Let $a:=[0,1)\times\Bbb R$ and $b:=[0,1)\times\Bbb Q$ and let $\prec_a$ and $\prec_b$ denote their respective antilexicographic orders. Are $(a,\prec_a)$ and $(b,\prec_b)$ similar?
$\underline{\boldsymbol{\text{definition 1}:}}$ Partially ordered sets $(a,\prec_a)$ and $(b,\prec_b)$ are said to be similar if there is an order-preserving bijection $f:a\to b$ with an order-preserving inverse $f^{-1}.$
$\underline{\boldsymbol{\text{definition 2 }:}}$ Subset $b$ of a partially ordered set $a$ is said to be convex if, for any $x,y\in b$ and $z\in a,$ $$x<z<y\implies z\in b.$$
$\underline{\boldsymbol{\text{definition 3 }:}}$ Partially ordered set $(a,<)$ is set to be complete if every subset of $a$ bounded from above has a least upper bound in $a$.

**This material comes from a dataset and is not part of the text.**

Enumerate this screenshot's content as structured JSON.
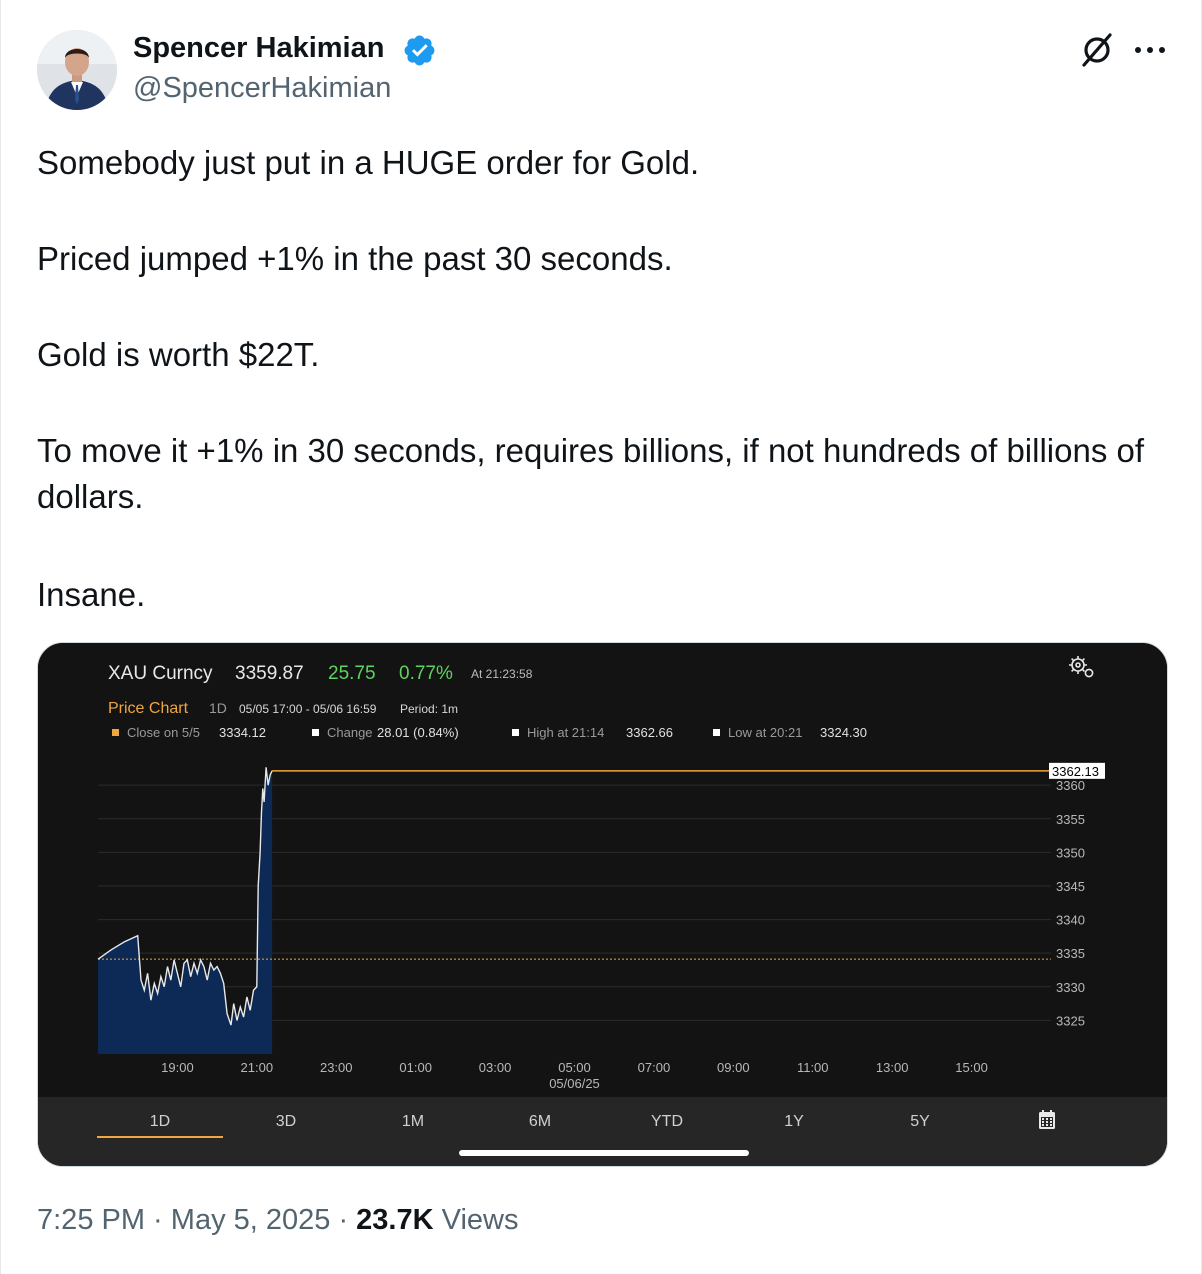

$\underline{\boldsymbol{\text{definition 4 }:}}$ Let $(a,\prec_a)$ and $(b,\prec_b)$ be two partially ordered sets. We define the antilexicographic order on the product $a\times b$ as
$(x_1,y_1)<(x_2,y_2):\iff y_1\prec_b y_2\text{ or } (y_1=y_2\text{ and } x_1\prec_a x_2)$
Convexity and completeness are properties invariant under a similarity so, a complete convex subset of $[0,1)\times\Bbb R$ should be mapped to a complete convex subset of $[0,1)\times\Bbb Q.$ I believe the only such subsets in both of $a$ and $b$ are segments $[(x,z),(y,z)]$ for $x,y\in[0,1), x\le y$ and $z\in\Bbb R$ or $\Bbb Q$ because the segments go zig-zag, yet, for example $[0,1)\times\{0\},$ which is bounded from above, doesn't have a supremum in either of the sets as we can choose an arbitrarily small $x>0$ so that $(0,x)$ is an upper bound for $[0,1)\times\{0\}.$
However, since $\Bbb R$ is uncountable, I couldn't figure out how to obtain a countable partition of $a$ into such subsets that would map to suitable subsets in $b$ and it seems in $b$ such partitions would be countable, but I wasn't able to write my thoughts down any further.
Any advice would be greatly appreciated.
Best Answer
Answer in the follow up to Bof's comment
Let's consider $(x_1,y), (x_2,y)\in [0,1)\times\Bbb R=a.$
If $c\subseteq a$ is dense in $a,$ then there is $(z_1,z_2)\in c$ such that $(x_1,y)\prec_a(z_1,z_2)\prec_a(x_2,y).\space \implies$ $x_1<z_1<x_2$ and $z_2=y.$
As Dave L. Renfro pointed out, there are uncountably many copies of $[0,1)$ in $a,$ therefore, a $c$ dense in $a$ is necessarily uncountable. Hence $a$ doesn't have a countable subset dense in it.
On the other hand, $b$ has, for example $[0,1)\times\Bbb Q\cap\Bbb Q\times\Bbb Q.$
Existence of a subset dense in a set is a property invariant under a similarity, so $a$ and $b$ cannot be similar.